# Construction of a deep neural network for predicting insurance claim probabilities

In this script we will build an deep neural network (3 layers) to predict the probabilities of customers filing insurance claims. I am doing the preprocessing in pandas and scaling the data using scikit learn's StandardScaler function.

Imports for the functions we use:

In [None]:
import pandas as pd
import numpy as np
import tensorflow as tf
from sklearn.preprocessing import StandardScaler

Next we read in the data.

In [None]:
test_dat = pd.read_csv('../input/test.csv')
train_dat = pd.read_csv('../input/train.csv')
submission = pd.read_csv('../input/sample_submission.csv')

## Cleaning the data

We split the y values off to a separate object, and drop the ids and targets from the train and test dataframes. Since we will be manipulating the data, we need to merge the train and test dataframes so that we are making the same changes to each dataset (otherwise predictions would be impossible).

In [None]:
train_y = train_dat['target']
train_x = train_dat.drop(['target', 'id'], axis = 1)
test_dat = test_dat.drop(['id'], axis = 1)

merged_dat = pd.concat([train_x, test_dat],axis=0)

Below we make several changes to the data prior to training the neural network. First the inputs are changed to float32 (as float64 is not compatabile with all of tensorflow's models). Second we one-hot encode the categorical variables. Thirdly, we standardize the scale of the numerical variables.

In [None]:
#change data to float32
for c, dtype in zip(merged_dat.columns, merged_dat.dtypes): 
    if dtype == np.float64:     
        merged_dat[c] = merged_dat[c].astype(np.float32)

#one hot encode the categoricals
cat_features = [col for col in merged_dat.columns if col.endswith('cat')]
for column in cat_features:
    temp=pd.get_dummies(pd.Series(merged_dat[column]))
    merged_dat=pd.concat([merged_dat,temp],axis=1)
    merged_dat=merged_dat.drop([column],axis=1)

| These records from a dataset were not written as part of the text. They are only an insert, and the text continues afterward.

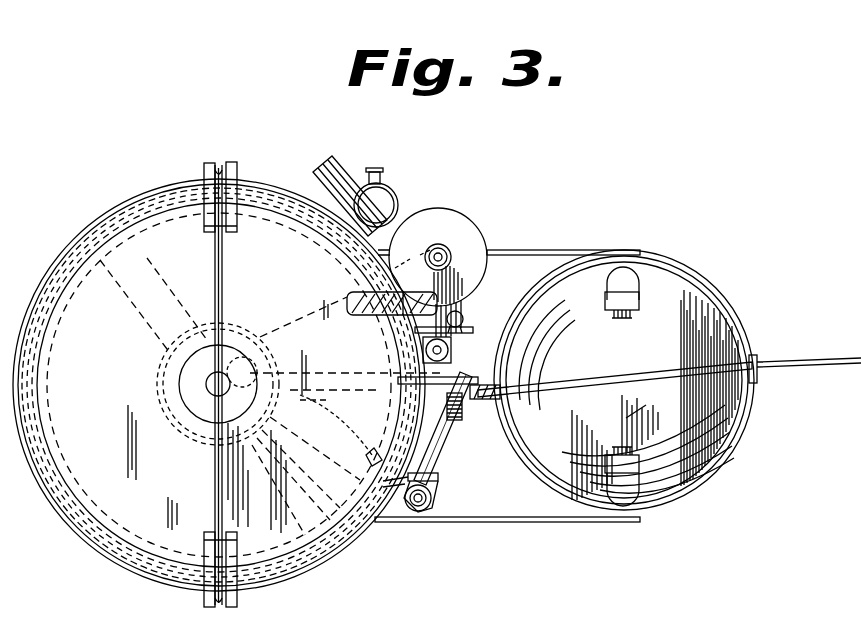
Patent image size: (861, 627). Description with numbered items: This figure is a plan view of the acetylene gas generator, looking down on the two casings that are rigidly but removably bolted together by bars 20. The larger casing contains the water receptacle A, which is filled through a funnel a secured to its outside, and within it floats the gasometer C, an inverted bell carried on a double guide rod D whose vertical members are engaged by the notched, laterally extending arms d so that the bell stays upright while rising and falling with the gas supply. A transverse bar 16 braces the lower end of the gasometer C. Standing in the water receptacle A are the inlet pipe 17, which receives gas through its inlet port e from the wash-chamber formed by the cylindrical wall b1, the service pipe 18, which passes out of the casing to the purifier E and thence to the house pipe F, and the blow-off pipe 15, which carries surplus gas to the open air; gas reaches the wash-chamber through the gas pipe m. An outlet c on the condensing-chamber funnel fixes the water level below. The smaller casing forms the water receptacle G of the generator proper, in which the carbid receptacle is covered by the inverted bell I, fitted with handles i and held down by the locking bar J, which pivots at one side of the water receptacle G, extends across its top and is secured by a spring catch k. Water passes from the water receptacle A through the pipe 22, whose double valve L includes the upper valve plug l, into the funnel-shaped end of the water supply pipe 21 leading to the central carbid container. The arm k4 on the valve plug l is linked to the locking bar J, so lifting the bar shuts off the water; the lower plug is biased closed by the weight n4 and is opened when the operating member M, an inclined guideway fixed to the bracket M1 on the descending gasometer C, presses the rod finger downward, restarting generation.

The water receptacle A is at (100, 218).
The gasometer C is at (219, 385).
The double guide rod D is at (222, 300).
The laterally extending arms d is at (206, 175).
The inlet pipe 17 is at (190, 396).
The transverse bar 16 is at (153, 305).
The blow-off pipe 15 is at (325, 440).
The service pipe 18 is at (292, 330).
The double valve L is at (430, 364).
The pipe 22 is at (360, 376).
The gas pipe m is at (322, 402).
The inlet port e is at (372, 422).
The bracket M1 is at (362, 300).
The operating member M is at (425, 333).
The water supply pipe 21 is at (485, 350).
The funnel a is at (318, 173).
The cylindrical wall b1 is at (395, 198).
The outlet c is at (375, 168).
The purifier E is at (462, 228).
The house pipe F is at (437, 245).
The bars 20 is at (545, 252).
The weight n4 is at (462, 412).
The arm k4 is at (462, 378).
The locking bar J is at (640, 380).
The spring catch k is at (757, 380).
The water receptacle G is at (718, 296).
The handles i is at (640, 288).
The valve plug l is at (606, 493).
The inverted bell I is at (635, 421).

#standardize the scale of the numericals
numeric_features = [col for col in merged_dat.columns if '_calc_' in  str(col)]
numeric_features = [col for col in numeric_features if '_bin' not in str(col)]

scaler = StandardScaler()
scaled_numerics = scaler.fit_transform(merged_dat[numeric_features])
scaled_num_df = pd.DataFrame(scaled_numerics, columns =numeric_features )

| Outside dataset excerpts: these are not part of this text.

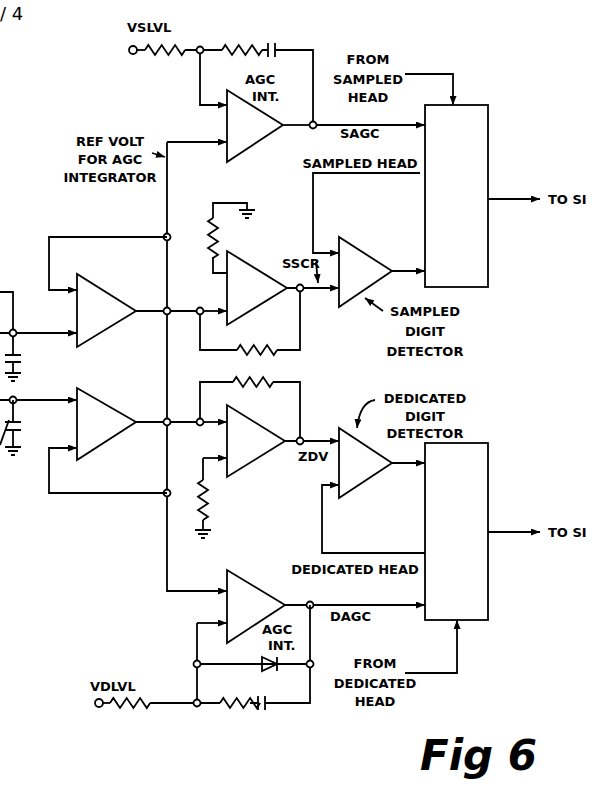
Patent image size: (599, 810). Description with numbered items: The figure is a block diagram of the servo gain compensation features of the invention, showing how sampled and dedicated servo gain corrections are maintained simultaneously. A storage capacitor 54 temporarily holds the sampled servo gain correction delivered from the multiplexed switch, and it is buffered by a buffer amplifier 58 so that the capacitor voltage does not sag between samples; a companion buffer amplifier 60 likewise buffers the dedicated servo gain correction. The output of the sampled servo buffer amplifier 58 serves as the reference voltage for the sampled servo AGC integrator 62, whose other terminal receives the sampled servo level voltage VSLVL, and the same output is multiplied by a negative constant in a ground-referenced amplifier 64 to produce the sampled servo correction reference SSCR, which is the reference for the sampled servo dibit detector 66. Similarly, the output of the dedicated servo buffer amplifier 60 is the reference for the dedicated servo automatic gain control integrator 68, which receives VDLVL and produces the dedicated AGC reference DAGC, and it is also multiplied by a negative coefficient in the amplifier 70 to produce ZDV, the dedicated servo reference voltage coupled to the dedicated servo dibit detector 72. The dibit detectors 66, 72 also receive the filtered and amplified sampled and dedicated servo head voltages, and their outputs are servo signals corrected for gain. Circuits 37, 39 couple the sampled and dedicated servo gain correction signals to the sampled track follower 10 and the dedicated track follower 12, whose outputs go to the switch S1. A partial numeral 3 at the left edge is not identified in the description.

The sampled head signal input 3 is at (6, 306).
The sampled track follower 10 is at (480, 101).
The dedicated track follower 12 is at (490, 596).
The circuit 37 is at (399, 122).
The circuit 39 is at (405, 472).
The storage capacitor 54 is at (20, 347).
The buffer amplifier 58 is at (108, 338).
The buffer amplifier 60 is at (102, 394).
The sampled servo AGC integrator 62 is at (225, 124).
The amplifier 64 is at (246, 255).
The sampled servo dibit detector 66 is at (341, 238).
The dedicated servo automatic gain control integrator 68 is at (240, 568).
The amplifier 70 is at (246, 470).
The dedicated servo dibit detector 72 is at (347, 500).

With the data munged, we can now split it back into train and test variables

In [None]:
merged_dat = merged_dat.drop(numeric_features, axis=1)

merged_dat = np.concatenate((merged_dat.values,scaled_num_df), axis = 1)

train_x = merged_dat[:train_x.shape[0]]
test_dat = merged_dat[train_x.shape[0]:]

## Training the neural network

Below we ste up the neural network in tensorflow, and fit the training data.

In [None]:
config = tf.contrib.learn.RunConfig(tf_random_seed=42)

feature_cols = tf.contrib.learn.infer_real_valued_columns_from_input(train_x)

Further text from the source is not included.